ROANOKE TIMES 
                      Copyright (c) 1996, Roanoke Times

DATE: Monday, February 26, 1996              TAG: 9602270048
SECTION: VIRGINIA                 PAGE: A-2  EDITION: METRO 
SOURCE: MIKE HUDSON STAFF WRITER


HE WISHES THEY'D FINISHED THE JOB THEY STARTED

GULF WAR VETERANS from Western Virginia look back on their wartime experiences - and wonder why Saddam Hussein is still in power.

Christopher Shay was still a teen-ager, fresh out of Pulaski County High School, when he shipped out with the U.S. Army 82nd Airborne for the Middle East. He was the youngest member of his platoon.

When the air war began in January 1991, Shay's unit was in Saudi Arabia on the border of Iraq. The bombing went on 24 hours a day.

"You could just see smoke all the way to the horizon," he recalled.

On Feb. 23, the ground war began, and Shay's platoon moved into Iraq. He remembers seeing the remnants of an Iraqi convoy that had been smashed by Allied bombing - including the bodies of dead Iraqi soldiers.

"That was the part that hit the hardest," he said. "They were just so burned up. They were trying to get out, and they couldn't. That was when we realized they were still human beings."

Now 24, Shay thinks he grew up a lot during his time in the war zone. Before going to the Middle East, "I hadn't traveled anywhere except maybe going to Myrtle Beach." He met people of various cultures and, at the same time, endured the incredible stresses of being a soldier in wartime.

He married after he returned from the Middle East. He got out of the Army in 1994; he and his wife, Amy, have two children, 2-year-old Desiree Nicole and 2-month-old Candice Danielle. He works the second shift at Lynchburg Foundry in Radford.

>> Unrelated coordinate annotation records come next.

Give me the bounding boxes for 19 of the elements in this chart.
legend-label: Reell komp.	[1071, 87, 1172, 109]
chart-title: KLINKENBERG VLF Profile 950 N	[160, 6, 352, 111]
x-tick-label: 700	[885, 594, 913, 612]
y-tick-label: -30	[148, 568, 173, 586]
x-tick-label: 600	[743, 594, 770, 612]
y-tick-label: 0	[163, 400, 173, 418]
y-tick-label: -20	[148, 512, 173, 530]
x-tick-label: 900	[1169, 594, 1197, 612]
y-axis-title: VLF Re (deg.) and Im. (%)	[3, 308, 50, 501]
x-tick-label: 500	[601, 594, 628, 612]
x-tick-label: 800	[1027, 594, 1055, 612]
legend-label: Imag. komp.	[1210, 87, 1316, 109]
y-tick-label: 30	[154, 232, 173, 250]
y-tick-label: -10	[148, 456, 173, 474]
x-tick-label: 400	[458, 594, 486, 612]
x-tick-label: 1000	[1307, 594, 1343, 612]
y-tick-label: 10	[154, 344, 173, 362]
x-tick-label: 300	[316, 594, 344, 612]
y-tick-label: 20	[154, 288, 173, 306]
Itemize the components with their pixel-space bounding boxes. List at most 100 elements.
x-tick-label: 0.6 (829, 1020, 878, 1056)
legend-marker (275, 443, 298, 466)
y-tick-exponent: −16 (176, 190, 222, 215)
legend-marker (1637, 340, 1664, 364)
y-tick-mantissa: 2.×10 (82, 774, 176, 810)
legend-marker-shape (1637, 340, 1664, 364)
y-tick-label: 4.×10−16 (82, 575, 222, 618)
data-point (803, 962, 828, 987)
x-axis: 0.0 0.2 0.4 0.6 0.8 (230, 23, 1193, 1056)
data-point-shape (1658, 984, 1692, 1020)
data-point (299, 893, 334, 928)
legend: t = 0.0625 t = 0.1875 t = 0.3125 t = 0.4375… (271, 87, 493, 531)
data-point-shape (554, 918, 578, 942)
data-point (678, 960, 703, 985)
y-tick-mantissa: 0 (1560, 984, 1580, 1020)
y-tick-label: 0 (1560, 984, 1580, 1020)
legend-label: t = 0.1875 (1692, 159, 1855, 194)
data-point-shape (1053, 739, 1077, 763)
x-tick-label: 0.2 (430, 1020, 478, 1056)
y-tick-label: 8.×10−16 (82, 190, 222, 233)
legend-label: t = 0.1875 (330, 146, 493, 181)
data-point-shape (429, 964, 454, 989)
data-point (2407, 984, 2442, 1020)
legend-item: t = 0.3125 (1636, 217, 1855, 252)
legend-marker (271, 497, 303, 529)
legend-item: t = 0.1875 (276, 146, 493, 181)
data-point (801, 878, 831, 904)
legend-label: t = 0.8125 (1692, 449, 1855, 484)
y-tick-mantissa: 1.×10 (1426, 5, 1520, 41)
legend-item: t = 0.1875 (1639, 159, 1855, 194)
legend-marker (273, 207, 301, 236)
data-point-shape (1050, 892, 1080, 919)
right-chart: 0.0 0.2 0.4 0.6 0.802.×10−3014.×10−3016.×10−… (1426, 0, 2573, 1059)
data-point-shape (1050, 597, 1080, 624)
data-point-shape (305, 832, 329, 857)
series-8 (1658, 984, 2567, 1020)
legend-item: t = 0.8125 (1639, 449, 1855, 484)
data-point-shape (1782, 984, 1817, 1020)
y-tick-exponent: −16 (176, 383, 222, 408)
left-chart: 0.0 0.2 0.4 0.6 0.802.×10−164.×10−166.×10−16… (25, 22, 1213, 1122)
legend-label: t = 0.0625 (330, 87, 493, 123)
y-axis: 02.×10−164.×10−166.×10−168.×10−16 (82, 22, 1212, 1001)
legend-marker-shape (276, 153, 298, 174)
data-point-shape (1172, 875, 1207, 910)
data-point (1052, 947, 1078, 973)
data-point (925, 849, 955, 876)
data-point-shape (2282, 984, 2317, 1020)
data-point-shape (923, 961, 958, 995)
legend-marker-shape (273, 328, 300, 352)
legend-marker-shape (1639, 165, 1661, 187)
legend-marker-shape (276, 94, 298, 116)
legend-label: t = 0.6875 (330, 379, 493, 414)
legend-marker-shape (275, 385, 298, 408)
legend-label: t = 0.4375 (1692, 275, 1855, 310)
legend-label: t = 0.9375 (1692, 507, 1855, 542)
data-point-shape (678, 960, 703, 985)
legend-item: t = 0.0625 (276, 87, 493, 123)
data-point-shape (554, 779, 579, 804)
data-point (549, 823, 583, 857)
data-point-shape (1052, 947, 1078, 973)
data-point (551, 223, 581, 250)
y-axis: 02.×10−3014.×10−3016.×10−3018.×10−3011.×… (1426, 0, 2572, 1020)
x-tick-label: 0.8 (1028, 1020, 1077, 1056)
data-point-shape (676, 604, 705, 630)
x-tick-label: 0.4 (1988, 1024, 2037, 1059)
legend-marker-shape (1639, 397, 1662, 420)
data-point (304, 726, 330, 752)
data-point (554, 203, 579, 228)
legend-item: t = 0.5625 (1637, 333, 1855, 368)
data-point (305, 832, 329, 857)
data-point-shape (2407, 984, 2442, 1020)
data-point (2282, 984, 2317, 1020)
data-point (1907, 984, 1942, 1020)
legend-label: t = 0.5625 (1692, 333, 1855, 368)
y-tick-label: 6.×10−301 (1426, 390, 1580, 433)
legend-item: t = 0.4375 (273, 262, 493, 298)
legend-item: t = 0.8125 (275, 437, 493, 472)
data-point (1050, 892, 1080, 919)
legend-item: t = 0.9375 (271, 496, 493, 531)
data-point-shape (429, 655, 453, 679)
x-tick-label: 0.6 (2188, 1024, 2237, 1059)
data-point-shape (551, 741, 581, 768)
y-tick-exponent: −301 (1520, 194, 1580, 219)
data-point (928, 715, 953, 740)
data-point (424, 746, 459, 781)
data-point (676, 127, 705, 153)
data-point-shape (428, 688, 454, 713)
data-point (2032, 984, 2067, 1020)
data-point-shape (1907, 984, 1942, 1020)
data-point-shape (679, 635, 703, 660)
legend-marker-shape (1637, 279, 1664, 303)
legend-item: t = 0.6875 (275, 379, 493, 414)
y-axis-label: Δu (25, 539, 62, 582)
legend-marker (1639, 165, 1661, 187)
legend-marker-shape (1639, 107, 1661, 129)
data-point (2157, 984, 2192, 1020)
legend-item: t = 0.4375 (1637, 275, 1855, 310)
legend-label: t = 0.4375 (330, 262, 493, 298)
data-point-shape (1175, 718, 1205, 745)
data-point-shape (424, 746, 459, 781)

In the end, he thinks the war was worth the sacrifices Americans made to evict Saddam Hussein's forces from Kuwait. But he wishes "we could have finished what we started" and removed Saddam from power in Iraq.

Shay stays in touch with some of the friends he made during the war - "It kind of made a lot of people get close. You made friends for life."

But he doesn't dwell on those days too often.

"I think about it every now and then," he said. "I really don't talk about it that much."